Nationals pitching coach Jim Hickey felt that Gore was sometimes indecisive when it came to pitch selection. Gore was confident in his pitches, but didn’t know how to use them all at once.

“It’s not like he’s got three or four pitches and he’s leaning on two and one of them is a show pitch,” Hickey said. “They’re all weapons that can strike out batters. … I think he’s got that in his head a little bit more. If I’m going to get in this particular situation, this is exactly how I’m going to get out of it — or at least try to get out of it.”

From there, Gore worked with McFerran to make adjustments. Gore’s fastball has always been elite due to its low release height and high-quality backspin. But McFerran emphasized that Gore needs to throw his fastball at the top of the strike zone — and also throw it less often.

Instead, McFerran wanted Gore to open his full toolbox. He wanted Gore to throw his changeup more because it had a spin rate and movement that set him apart. That pitch ended up in a part of the strike zone that the batters were not taking into account. Its use has increased from 2.9 percent last year to 9.7 percent this year. Gore also throws his curveball more to lefties.
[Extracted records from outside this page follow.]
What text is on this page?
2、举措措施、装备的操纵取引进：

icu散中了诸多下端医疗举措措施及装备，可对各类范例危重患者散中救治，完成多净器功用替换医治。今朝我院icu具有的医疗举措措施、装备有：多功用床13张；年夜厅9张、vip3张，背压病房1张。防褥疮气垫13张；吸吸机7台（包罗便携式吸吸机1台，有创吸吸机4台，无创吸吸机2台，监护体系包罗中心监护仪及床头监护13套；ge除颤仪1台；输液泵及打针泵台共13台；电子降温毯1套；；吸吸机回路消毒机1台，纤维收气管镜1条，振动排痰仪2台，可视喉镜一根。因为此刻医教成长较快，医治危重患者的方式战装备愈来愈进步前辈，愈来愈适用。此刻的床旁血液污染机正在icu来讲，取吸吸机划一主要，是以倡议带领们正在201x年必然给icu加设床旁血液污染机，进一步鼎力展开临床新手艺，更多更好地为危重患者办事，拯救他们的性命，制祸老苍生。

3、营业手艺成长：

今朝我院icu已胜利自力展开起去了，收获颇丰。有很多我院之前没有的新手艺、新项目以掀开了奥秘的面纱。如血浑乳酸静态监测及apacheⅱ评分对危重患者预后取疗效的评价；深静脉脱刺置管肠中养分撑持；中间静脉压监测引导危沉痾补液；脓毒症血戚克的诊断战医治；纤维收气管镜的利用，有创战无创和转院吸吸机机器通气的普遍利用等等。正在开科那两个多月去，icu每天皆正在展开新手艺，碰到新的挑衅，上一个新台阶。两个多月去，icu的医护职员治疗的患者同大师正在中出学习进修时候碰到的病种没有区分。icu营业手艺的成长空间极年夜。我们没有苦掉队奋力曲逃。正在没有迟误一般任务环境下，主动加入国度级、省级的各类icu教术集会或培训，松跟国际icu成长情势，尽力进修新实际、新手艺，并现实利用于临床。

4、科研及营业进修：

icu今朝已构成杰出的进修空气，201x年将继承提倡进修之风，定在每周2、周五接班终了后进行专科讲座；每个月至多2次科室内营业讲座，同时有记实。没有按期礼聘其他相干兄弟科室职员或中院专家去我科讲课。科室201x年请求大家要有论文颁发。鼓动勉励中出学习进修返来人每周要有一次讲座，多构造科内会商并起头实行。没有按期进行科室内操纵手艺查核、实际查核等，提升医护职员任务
“I just think he has a lot more control over the at-bats overall,” said Nationals closer Kyle Finnegan, who said Gore is getting more swings and misses in the zone. “For him, it should be execution over selection. I don’t think the pitch matters as much as the execution. So as long as he’s confident in what he’s throwing and executes it, it’ll go well more often than not because his stuff is so be good.”

Gore also made physical adjustments on the mound. He previously sat on the rubber on the far right. Now he’s closer to the center, a change that helps in a number of ways. His throws are harder to decipher, and McFerran noted that centering himself allowed Gore’s extension to get as close to the plate as possible.

“He’s potentially one of the elite of the elite,” McFerran said. “He’s got such good stuff that if he can make every field look the same, he’s going to overpower guys.”

Moving to the middle of the mound also helps Gore with the mechanics of his throw, which he has adjusted in the offseason. Gore said he leaned too much toward first base in 2023. This year it is more upright. McFerran also said Gore has adjusted his mechanics slightly to create more distance between his upper body and his plant leg, allowing him to throw harder.

Gore said no pitcher wants to experience the growing pains he experienced a season ago. But he also believes his struggles gave him the opportunity to learn. He’s starting to reap the benefits now — and there’s still more to learn.

“We want it to happen right away, but that’s just part of it,” Gore said. “I expect a lot from myself and I didn’t feel like I was playing what I was capable of. And I still don’t. But we’re definitely better than we were before.”